Advances in treatment options for cardiology patients have focused on minimally invasive interventional procedures that are more comfortable for patients and have significantly reduced recovery times. The number of minimally invasive interventional cardiology procedures performed at CMHS has nearly doubled in the past few years. These procedures are completed in specially designed treatment areas where sophisticated imaging equipment is used to guide small catheters and instruments through patients' cardiovascular systems. The single interventional cardiology suite at CMHS is no longer adequate to serve this expanding clinical need. Dr. Peak knows that CMHS needs to invest significant capital in the creation of additional interventional cardiology treatment areas if it hopes to retain market share in this competitive environment.

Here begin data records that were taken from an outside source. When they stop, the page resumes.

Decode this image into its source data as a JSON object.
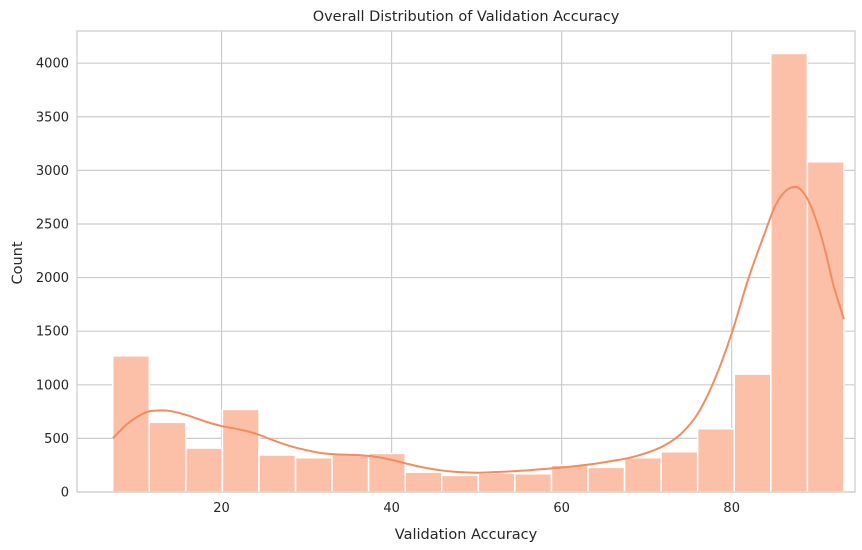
{
  "chart_data": {
    "type": "bar",
    "title": "Overall Distribution of Validation Accuracy",
    "xlabel": "Validation Accuracy",
    "ylabel": "Count",
    "xlim": [
      3,
      94.5
    ],
    "ylim": [
      0,
      4300
    ],
    "xticks": [
      20,
      40,
      60,
      80
    ],
    "yticks": [
      0,
      500,
      1000,
      1500,
      2000,
      2500,
      3000,
      3500,
      4000
    ],
    "grid": true,
    "colors": {
      "bar": "#fcc0a8",
      "kde": "#f28c61",
      "grid": "#cccccc"
    },
    "bins": {
      "start": 7.2,
      "width": 4.3,
      "counts": [
        1270,
        650,
        410,
        770,
        345,
        320,
        350,
        360,
        185,
        155,
        175,
        170,
        250,
        230,
        320,
        375,
        590,
        1100,
        4090,
        3080
      ]
    },
    "kde": {
      "x": [
        7.2,
        9,
        11,
        12.5,
        14,
        16,
        18,
        20,
        22,
        24,
        26,
        28,
        30,
        32,
        34,
        36,
        38,
        40,
        42,
        44,
        46,
        48,
        50,
        52,
        54,
        56,
        58,
        60,
        62,
        64,
        66,
        68,
        70,
        72,
        74,
        76,
        78,
        80,
        82,
        84,
        85,
        86,
        87,
        88,
        89,
        90,
        91,
        92,
        93.2
      ],
      "y": [
        500,
        640,
        740,
        760,
        755,
        715,
        660,
        615,
        585,
        545,
        485,
        430,
        390,
        360,
        350,
        345,
        330,
        300,
        260,
        225,
        200,
        185,
        180,
        185,
        192,
        202,
        215,
        228,
        245,
        265,
        290,
        320,
        365,
        430,
        540,
        730,
        1050,
        1480,
        2000,
        2440,
        2650,
        2780,
        2840,
        2830,
        2720,
        2520,
        2250,
        1920,
        1610
      ]
    }
  }
}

Implications of the investment decision
Given CMHS's location, the health system is continually concerned about its ability to retain market share and avoid losing patients to hospitals in Cletan or Flagship. Although the financial stability and reputation of CMHS are enviable, the hospital has been unwilling to expand beyond the North Central Iowa region. Further, CMHS's clear mission and strong organizational culture have made affiliation options, such as alliances or other cooperative arrangements with competitors, virtually impossible to consider. As a result, any CMHS investment will be pursued on its own.

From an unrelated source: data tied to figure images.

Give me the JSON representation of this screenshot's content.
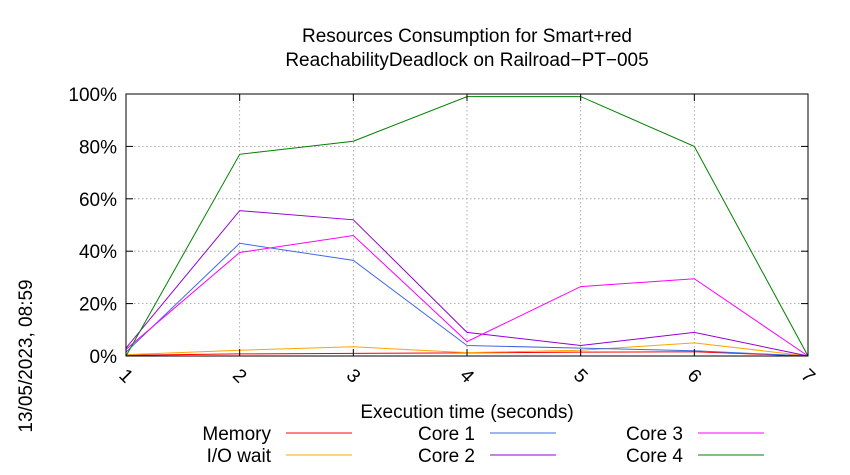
{
  "chart_data": {
    "type": "line",
    "title_line1": "Resources Consumption for Smart+red",
    "title_line2": "ReachabilityDeadlock on Railroad−PT−005",
    "xlabel": "Execution time (seconds)",
    "ylabel": "",
    "side_label": "13/05/2023, 08:59",
    "x": [
      1,
      2,
      3,
      4,
      5,
      6,
      7
    ],
    "x_ticks": [
      "1",
      "2",
      "3",
      "4",
      "5",
      "6",
      "7"
    ],
    "xlim": [
      1,
      7
    ],
    "ylim": [
      0,
      100
    ],
    "y_ticks": [
      {
        "value": 0,
        "label": "0%"
      },
      {
        "value": 20,
        "label": "20%"
      },
      {
        "value": 40,
        "label": "40%"
      },
      {
        "value": 60,
        "label": "60%"
      },
      {
        "value": 80,
        "label": "80%"
      },
      {
        "value": 100,
        "label": "100%"
      }
    ],
    "grid": true,
    "legend_position": "bottom",
    "series": [
      {
        "name": "Memory",
        "color": "#ff0000",
        "values": [
          0.3,
          0.8,
          1.0,
          1.2,
          1.5,
          1.6,
          0
        ]
      },
      {
        "name": "I/O wait",
        "color": "#ffa500",
        "values": [
          0.5,
          2.2,
          3.5,
          1.3,
          2.2,
          5.0,
          0
        ]
      },
      {
        "name": "Core 1",
        "color": "#4169e1",
        "values": [
          1.5,
          43,
          36.5,
          4.0,
          3.0,
          2.0,
          0
        ]
      },
      {
        "name": "Core 2",
        "color": "#9400d3",
        "values": [
          3.0,
          55.5,
          52,
          9.0,
          4.0,
          9.0,
          0
        ]
      },
      {
        "name": "Core 3",
        "color": "#ff00ff",
        "values": [
          2.5,
          39.5,
          46,
          5.5,
          26.5,
          29.5,
          0
        ]
      },
      {
        "name": "Core 4",
        "color": "#008000",
        "values": [
          0,
          77,
          82,
          99,
          99,
          80,
          0
        ]
      }
    ]
  }
}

In previous discussions about investment options, hospital leadership had proposed other possible uses for the $13 million. However, the board has rejected the other alternatives and has narrowed the options to the two currently on the table. In addition, the board is unwilling to further explore avenues that might make the two options jointly possible. Even though an exclusive investment in radiation oncology will threaten the success of the interventional cardiology program, and vice versa, the board wants to force a decision between the two, and it wants the decision made now.
QUESTION 1
What are the pros and cons of each alternative investment? Does the radiation oncology project or the enhanced interventional cardiology program better align with CMHS's mission and vision? Why?
QUESTION 2
Which stakeholders at CMHS will be affected by this decision? Which stakeholders should be included in discussions about which alternative investment to pursue?
QUESTION 3
What additional information would you need to make a solid business decision? Are there nonfinancial data you should consider?
QUESTION 4
What implications would exist for the alternative service that is not selected for investment? What might happen to the volume and market share for that service?
QUESTION 5
If the two alternatives are not mutually exclusive (that is you believe you could still do both projects at the same time), what types of financing or affiliation (e.g. joint venture, sale, merger, etc.) strategies would you propose to permit investment in both options? If you agree with the Board that only one can be done at a time, please explain why you think that is the best choice.